Section 1. These By-Laws may be amended after petition of any five (5) members in good standing submitted to the Secretary at least sixty (60) days before any Annual or Special Meeting of the Association. Such petition shall be studied by counsel appointed by the Board who shall report as to the form and effect of the proposed amendment. The notice of such meeting shall set forth the proposed amendment and counsel‘s report. The proposed amendment shall become effective when approved by the vote of two-thirds of the members present at such meeting.

Section 2. The Board of Directors may propose the amendment of these By-Laws by the vote of two-thirds of those present at any regular Board meeting. Any proposed amendment shall be studied by counsel appointed by the Board who shall report as to its form and effect. The proposed amendment shall become effective when approved by the vote of two-thirds of those present at the next Board meeting held not less than two (2) weeks after the meeting at which the amendment was proposed, provided that written notice of the proposed amendment and of the said meeting was mailed by the Secretary to all members of the Association at least five (5) days before the said second meeting.

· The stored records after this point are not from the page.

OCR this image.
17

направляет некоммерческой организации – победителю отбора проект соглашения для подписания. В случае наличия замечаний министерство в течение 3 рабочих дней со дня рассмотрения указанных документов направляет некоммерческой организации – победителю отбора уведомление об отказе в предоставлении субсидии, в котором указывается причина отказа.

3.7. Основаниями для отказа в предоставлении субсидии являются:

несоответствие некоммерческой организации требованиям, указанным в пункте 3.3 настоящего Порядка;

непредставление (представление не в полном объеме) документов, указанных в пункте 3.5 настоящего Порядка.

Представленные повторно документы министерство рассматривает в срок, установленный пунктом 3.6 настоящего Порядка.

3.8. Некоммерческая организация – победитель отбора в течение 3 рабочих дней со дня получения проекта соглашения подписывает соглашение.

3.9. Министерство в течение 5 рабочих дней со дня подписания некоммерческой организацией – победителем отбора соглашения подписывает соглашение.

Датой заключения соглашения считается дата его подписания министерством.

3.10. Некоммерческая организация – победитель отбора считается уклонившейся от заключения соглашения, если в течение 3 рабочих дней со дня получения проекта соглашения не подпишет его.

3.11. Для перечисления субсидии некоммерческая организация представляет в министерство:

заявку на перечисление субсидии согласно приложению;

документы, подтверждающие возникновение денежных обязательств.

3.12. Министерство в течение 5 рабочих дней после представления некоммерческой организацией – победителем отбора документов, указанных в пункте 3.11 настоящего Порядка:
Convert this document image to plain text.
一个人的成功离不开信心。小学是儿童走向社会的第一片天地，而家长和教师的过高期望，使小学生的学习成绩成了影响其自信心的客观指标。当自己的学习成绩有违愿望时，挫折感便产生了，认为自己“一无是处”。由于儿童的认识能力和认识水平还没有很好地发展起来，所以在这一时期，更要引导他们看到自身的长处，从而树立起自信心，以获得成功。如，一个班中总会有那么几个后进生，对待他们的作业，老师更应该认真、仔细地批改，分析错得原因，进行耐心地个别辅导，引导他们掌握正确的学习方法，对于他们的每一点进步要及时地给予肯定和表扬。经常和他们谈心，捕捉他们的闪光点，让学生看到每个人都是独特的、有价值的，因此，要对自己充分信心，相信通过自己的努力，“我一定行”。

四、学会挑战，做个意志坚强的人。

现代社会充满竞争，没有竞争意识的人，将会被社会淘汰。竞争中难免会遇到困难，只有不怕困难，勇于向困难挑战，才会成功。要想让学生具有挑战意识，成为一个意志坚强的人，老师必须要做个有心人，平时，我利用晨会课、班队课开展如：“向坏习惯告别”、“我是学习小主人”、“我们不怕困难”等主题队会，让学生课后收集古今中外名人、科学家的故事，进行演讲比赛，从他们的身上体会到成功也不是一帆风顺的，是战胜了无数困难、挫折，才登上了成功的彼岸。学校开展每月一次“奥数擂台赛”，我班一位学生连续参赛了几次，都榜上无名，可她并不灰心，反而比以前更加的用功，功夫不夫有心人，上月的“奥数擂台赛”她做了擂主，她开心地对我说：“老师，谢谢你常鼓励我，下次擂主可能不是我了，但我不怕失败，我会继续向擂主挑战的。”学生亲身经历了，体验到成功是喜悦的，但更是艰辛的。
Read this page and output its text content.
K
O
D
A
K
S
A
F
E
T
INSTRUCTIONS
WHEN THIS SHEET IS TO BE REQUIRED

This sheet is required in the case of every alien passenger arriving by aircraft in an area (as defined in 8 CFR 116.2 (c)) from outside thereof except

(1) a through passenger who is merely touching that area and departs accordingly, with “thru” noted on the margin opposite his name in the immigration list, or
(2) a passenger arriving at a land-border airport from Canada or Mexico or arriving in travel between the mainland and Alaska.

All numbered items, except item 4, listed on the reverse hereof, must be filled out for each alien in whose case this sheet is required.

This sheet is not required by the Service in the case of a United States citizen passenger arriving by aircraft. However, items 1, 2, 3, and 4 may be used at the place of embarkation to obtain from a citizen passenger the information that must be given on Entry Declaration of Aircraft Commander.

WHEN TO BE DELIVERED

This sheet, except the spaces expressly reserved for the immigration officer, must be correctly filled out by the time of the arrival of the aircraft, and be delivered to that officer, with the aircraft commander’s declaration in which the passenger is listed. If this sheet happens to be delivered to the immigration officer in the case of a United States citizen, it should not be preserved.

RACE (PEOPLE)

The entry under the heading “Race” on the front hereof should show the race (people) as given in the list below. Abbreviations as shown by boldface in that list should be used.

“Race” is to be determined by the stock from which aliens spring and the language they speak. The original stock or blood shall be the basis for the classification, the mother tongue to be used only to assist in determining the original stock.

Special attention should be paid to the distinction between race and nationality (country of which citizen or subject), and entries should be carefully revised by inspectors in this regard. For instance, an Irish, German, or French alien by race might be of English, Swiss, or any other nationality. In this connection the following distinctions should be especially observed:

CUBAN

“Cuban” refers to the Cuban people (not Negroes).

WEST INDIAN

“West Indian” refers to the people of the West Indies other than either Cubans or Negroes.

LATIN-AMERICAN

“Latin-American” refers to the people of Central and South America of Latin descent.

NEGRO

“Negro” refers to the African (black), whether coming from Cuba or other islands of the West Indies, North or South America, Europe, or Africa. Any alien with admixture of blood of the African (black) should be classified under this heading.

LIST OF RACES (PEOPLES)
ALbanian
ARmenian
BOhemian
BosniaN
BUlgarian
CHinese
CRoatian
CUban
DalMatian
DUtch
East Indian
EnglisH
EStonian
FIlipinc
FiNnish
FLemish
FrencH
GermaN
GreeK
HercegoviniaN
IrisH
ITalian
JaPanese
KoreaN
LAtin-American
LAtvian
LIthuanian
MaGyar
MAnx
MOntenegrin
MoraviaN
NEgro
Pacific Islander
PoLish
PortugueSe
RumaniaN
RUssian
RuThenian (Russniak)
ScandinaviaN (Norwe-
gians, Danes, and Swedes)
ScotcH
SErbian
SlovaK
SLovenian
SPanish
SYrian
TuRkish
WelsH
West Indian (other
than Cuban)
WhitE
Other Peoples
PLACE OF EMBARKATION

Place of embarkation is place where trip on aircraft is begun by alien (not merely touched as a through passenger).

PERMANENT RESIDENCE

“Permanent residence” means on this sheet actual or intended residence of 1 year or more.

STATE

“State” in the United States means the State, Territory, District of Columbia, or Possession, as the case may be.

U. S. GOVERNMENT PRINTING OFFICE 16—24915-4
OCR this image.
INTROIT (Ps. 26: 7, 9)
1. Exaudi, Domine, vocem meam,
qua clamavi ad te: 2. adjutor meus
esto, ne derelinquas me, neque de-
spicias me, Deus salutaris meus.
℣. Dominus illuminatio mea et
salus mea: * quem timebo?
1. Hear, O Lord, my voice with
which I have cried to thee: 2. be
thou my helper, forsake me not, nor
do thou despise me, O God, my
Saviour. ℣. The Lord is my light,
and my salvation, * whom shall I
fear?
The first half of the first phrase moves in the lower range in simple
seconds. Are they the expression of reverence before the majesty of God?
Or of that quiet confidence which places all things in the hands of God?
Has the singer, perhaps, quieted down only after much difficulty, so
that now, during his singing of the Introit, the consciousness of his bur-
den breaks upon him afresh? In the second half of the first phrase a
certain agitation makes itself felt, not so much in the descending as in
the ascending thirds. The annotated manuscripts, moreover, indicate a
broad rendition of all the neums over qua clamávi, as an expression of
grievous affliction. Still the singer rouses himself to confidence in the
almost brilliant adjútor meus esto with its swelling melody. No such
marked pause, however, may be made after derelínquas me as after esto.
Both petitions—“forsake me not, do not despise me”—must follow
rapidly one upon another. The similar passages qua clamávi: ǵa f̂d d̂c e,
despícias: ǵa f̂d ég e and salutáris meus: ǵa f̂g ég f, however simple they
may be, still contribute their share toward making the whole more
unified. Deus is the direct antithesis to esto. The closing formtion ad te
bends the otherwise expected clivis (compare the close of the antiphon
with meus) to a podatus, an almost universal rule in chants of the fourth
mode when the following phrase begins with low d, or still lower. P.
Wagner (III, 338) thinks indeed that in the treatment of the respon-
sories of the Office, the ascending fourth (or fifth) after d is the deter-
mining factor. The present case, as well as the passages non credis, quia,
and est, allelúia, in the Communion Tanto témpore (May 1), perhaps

Such notice shall include a copy of counsel‘s report.

Section 3. The provisions of this Article XII may be amended only by action of the membership as permitted by Section 1 hereof. The Board of Directors shall have no power to amend the provisions of this Article XII.

Exhibit A

Legal Description of Area - Gladwyne Civic Association
Beginning at a point where Mill Creek Road and Crosby Brown Road meet; following thence along Mill Creek Road in a northerly direction to a point along the river in a westerly direction to a point where the river meets the boundary line of Conshohocken Borough; thence following in a southerly direction along the boundary line of Conshohocken to a point where the boundary line of Conshohocken meets the boundary line of West Conshohocken; thence following in a southerly direction along the boundary line of West Conshohocken meets and joins Hill Creek Lane; thence following an imaginary line in an easterly direction to a point where the imaginary line meets Morris Road; following thence in an easterly direction along Morris Road to a point where Morris Road meets Old Gulph Road; thence following in an easterly direction along Old Gulph Road to a point where Old Gulph Road meets and joins Mill Creek Road; thence following Mill Creek Road to the intersection of Crosby Brown Road and Mill Creek Road, the point and place of the beginning.